Mob Rule in London: Five Shots to the Head for Fashion Mistake

So here's what happened. Jean Charles de Menezes, 27, a man from Brazil, working in London as an electrician, walks out of an apartment building that the police were casing as part of a terrorist investigation. The cops don't like the look of his bulky coat, so they come after him. But these are not uniformed officers strolling up to ask him some questions – it's a gang of up to 20 armed undercover agents in plain clothes coming toward him, the BBC reports. That's right; a foreigner living in London sees a mob of 20 men coming at him, shouting at him to stop, telling him they are the police. What if they're not the police? What if they're a gang of yobs, rightwing hooligans looking to stomp some convenient foreigner? What should he do, what's the best course of action in this situation? He only has a second or two to decide. [Yes, the very same rationale later offered incessantly for the officers' actions in the shooting.] He decides: he runs. They chase him into an Underground station – a mob of 20 men with guns. He jumps the ticket counter, runs into the tunnel, tries to hop onto a train, with the gunmen only a couple of steps him. He stumbles, they tackle him. They hold him down and one of the officers pumps five bullets into his head.
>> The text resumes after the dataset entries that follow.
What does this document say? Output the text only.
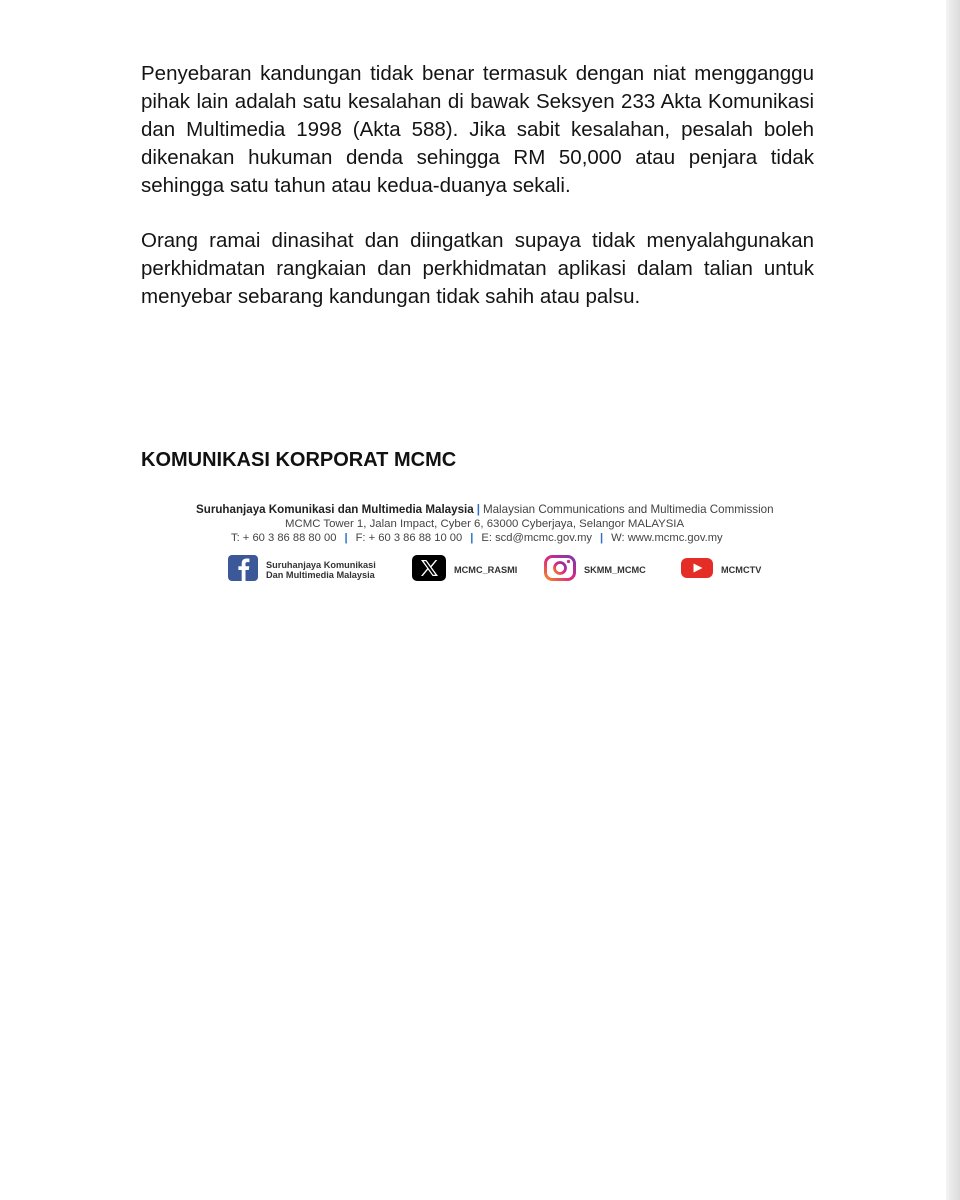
Penyebaran kandungan tidak benar termasuk dengan niat mengganggu pihak lain adalah satu kesalahan di bawak Seksyen 233 Akta Komunikasi dan Multimedia 1998 (Akta 588). Jika sabit kesalahan, pesalah boleh dikenakan hukuman denda sehingga RM 50,000 atau penjara tidak sehingga satu tahun atau kedua-duanya sekali.

Orang ramai dinasihat dan diingatkan supaya tidak menyalahgunakan perkhidmatan rangkaian dan perkhidmatan aplikasi dalam talian untuk menyebar sebarang kandungan tidak sahih atau palsu.

KOMUNIKASI KORPORAT MCMC

Suruhanjaya Komunikasi dan Multimedia Malaysia | Malaysian Communications and Multimedia Commission
MCMC Tower 1, Jalan Impact, Cyber 6, 63000 Cyberjaya, Selangor MALAYSIA
T: + 60 3 86 88 80 00 | F: + 60 3 86 88 10 00 | E: scd@mcmc.gov.my | W: www.mcmc.gov.my
Suruhanjaya Komunikasi
Dan Multimedia Malaysia	MCMC_RASMI	SKMM_MCMC	MCMCTV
Maybe de Menezes had some other reason to run. Maybe he was involved in some dodgy business. Maybe he had drugs on him. Maybe his work papers weren't in perfect order. Or maybe he just decided that he didn't want to trust in the good will of 20 armed men in plainclothes running at him on a fine English summer morning.

It doesn't matter now. He's dead. And now we know that he wasn't armed, didn't have a bomb, and, according to the police themselves "was not connected in any way" to the recent London bombings. He just wore the wrong coat. He just ran when a gang of men in ordinary clothes told him to stop. He's just another piece of "collateral damage" in the "war on terror." Killed with the best of intentions, for the noblest cause. Just like the tourists in Egypt murdered by the dozens the next day. Just like the people of Iraq every day.

Is there anyone on any side in this hydra-headed "war" who is not killing people in the name of some higher principle – for justice, security, morality, freedom? Is there any side that is not invoking divine sanction for their actions? Is there any hope of ending this mad and maddening cycle of violence as long the most primitive and destructive aspects of our human nature – sectarianism, greed, fear, revenge and the bestial desire for domination over others – remain in the ascendant on every side?